I am saturated on every clear spot of my screen with abusive, intrusive ads. 
Could you please suggest me an effective adblocker, free or paid, to eliminate that plague ?.

Thanks for your insight.

Oniro


----------



## Phantom010 (Mar 9, 2009)

The Google Play Store has many. I use *AdClear*. I downloaded it from the web. It blocks browser ads, but also ads in many applications.

I also like *Adblock Fast*. It's only for the web browser.

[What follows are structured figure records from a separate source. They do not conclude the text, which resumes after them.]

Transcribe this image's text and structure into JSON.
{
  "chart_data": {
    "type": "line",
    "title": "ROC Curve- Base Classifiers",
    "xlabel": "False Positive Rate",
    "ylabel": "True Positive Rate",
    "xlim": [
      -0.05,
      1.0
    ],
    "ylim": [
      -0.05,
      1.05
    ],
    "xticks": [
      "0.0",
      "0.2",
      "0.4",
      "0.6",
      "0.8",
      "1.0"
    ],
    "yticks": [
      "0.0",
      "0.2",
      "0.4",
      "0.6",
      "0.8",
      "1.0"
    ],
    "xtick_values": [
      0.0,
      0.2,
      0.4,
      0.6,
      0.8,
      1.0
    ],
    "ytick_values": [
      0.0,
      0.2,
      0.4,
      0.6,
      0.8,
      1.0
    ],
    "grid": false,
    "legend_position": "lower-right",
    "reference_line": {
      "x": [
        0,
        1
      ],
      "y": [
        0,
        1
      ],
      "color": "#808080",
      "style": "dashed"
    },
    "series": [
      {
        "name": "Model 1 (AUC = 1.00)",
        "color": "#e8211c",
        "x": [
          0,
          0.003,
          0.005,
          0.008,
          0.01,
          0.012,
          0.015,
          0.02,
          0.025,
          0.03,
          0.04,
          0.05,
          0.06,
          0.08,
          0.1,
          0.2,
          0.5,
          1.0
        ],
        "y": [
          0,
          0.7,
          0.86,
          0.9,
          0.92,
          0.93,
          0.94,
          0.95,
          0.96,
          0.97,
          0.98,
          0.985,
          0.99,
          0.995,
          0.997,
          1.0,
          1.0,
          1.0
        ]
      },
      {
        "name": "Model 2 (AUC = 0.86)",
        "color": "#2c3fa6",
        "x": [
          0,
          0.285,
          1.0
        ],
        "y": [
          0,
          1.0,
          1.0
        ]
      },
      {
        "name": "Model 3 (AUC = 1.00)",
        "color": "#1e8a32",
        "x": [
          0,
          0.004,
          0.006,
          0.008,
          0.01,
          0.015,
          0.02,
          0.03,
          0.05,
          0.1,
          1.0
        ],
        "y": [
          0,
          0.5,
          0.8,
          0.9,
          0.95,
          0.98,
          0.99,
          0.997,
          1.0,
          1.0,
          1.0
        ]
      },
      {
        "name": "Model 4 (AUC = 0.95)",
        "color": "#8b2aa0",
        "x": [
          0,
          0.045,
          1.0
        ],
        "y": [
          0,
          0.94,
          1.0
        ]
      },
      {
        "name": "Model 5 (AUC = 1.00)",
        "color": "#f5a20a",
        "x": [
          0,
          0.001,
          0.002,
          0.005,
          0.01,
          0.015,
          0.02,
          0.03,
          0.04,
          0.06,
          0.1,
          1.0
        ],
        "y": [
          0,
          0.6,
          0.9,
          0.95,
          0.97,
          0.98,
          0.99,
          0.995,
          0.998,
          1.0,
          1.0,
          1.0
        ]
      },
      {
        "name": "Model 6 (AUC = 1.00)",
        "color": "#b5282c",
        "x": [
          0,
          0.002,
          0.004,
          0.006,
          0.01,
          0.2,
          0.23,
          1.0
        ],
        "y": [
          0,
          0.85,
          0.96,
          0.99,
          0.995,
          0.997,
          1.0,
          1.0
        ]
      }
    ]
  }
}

Run a search for ad blockers in the Google Play Store and try some out. They're free.


----------



## Triple6 (Dec 26, 2002)

You may also want to do a scan with a malware removal app like MalwareBytes to remove any installed apps that may be giving you the ads: https://play.google.com/store/apps/details?id=org.malwarebytes.antimalware


----------



## oniro (Aug 23, 2003)

Pretty good advises and I thank you all . I myself use for years MWB but in this tablet seems not to be so effective. Also Adblock. I was also testing AdClear. The one I found that is absolutely destructive, is uBlock Origin.There never was anything like that . Where uBlock operates, the bad weed never grows again, so to speak....


----------